De acordo com o nota divulgada pelo Movimento dos Trabalhadores Rurais Sem Terra (MST), a Justiça Federal deu a posse do imóvel ao Incra, em 2007. De fato, apenas 30% da área foi desapropriada.
No local, existe o assentamento Zumbi dos Palmares, que abriga 18 famílias desde outubro de 2008. O restante delas estão acampadas em um antigo horto florestal da União, enquanto aguardam a desocupação das terras públicas pela Cutrale. A saída da empresa significaria o assentamento de mais 400 famílias. Motivadas por essa expectativa, assentados e acampados partiram para a quinta ocupação da fazenda Capim no dia 28 de setembro e por lá ficaram dez dias. A derrubada das laranjas Nesse mesmo dia, a Polícia Militar gravou as imagens de sem-terras manejando tratores que derrubaram sete mil de pés de laranja, de acordo com as estatísticas da própria corporação.
Em protesto, os trabalhadores rurais plantariam feijão no lugar de parte da monocultura. A quantidade derrubada corresponde a de 0,7% do 1 milhão dos pés de laranja na fazenda. Com a ocupação, os sem-terras tentavam garantir uma reunião com o superintendente do Incra para tratar da situação jurídica da fazenda. No entanto, uma decisão da Justiça de Lençóis Paulista determinou que os sem-terra deixassem à área, sob pena de pagamento de multa diária de R$ 500 por pessoa.
No dia 7 de outubro de 2009, as famílias voltaram de caminhão aos acampamentos e assentamentos, após ameaças de prisão e uso da força de 200 policiais. Dois dias antes, a Rede Globo resolveu mostrar as imagens filmadas pela PM e as repetiu, constantemente, em seus jornais. O fato reascendeu o debate no Congresso para a instalação de uma Comissão Parlamentar Mista de Inquérito (CPMI), formada por deputados e senadores com o objetivo de questionar se recursos públicos são supostamente utilizados de forma ilegal pelo MST.

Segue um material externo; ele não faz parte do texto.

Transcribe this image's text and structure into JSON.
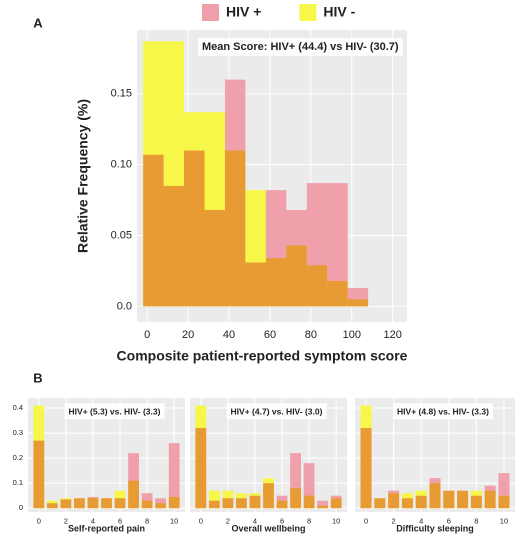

A primeira tentativa de instalação da CPMI havia sido barrada quando 44 deputadores retiraram suas assinaturas do requerimento de instalação da Comissão. Lideranças políticas de nível nacional se manifestaram contra o ato dos acampados, caracterizando a ação como vandalismo. Esse foi o posicionamento de autoridades como o governador de São Paulo e futuro possível candidato do PSDB à presidência, José Serra, e do próprio presidente Lula. Toda a grande imprensa se posicionou contrária ao MST. O deputado federal Ronaldo Caiado (DEM/GO) chegou a declarar que o movimento seria “terrorista”.
“Sem vandalismo”
Foi sem surpresa que Légas recebeu o teor das declarações. “A própria Justiça age de má-fé com os movimentos sociais, principalmente o MST. Eles são governo e devem defender o patrimônio do governo. Nós defendemos nossas terras, que estão nas mãos dessas empresas”, sentencia. “Não estamos aqui para fazer vandalismo, como dizem. A Cutrale acha que tem mais direito sobre essas terras do que todos que estão aqui, mas nós não achamos isso. Da minha parte, eu volto lá e ocupo novamente. Não me intimida o que eles falam na imprensa”, afirmou a acampada Cristina, que participou ativamente da ocupação. Pouco tempo depois da divulgação das imagens, os ocupantes passaram a ser acusados de destruir maquinários e outros bens da Cutrale, roubar 15 mil litros de combustíveis e furtar pertences das famílias que trabalham para a empresa.
Os sem-terra negam a depredação. “Isso foi invenção da cabeça deles. Por que não nos revistaram? O que nós faríamos com combustível aqui?” indaga Cristina. “Quando nós chegamos ao local, parte dos tratores já estava em manutenção. Tinha vários desmontados e esses nós não utilizamos. Utilizamos apenas alguns para preparar o solo para a produção”, conta Légas.
Os sem-terra não imaginaram que poderia haver manipulação dos fatos e forjamento de provas, explica Cristina. “Não imaginamos que a polícia pudesse forjar a destruição”. Apesar da acusação, a Polícia Militar não tem nenhuma imagem da depredação.
A desocupação pacífica foi filmada pela imprensa. O MST, que organiza as famílias, anunciou que seria favorável à criação de uma comissão independente para as investigações.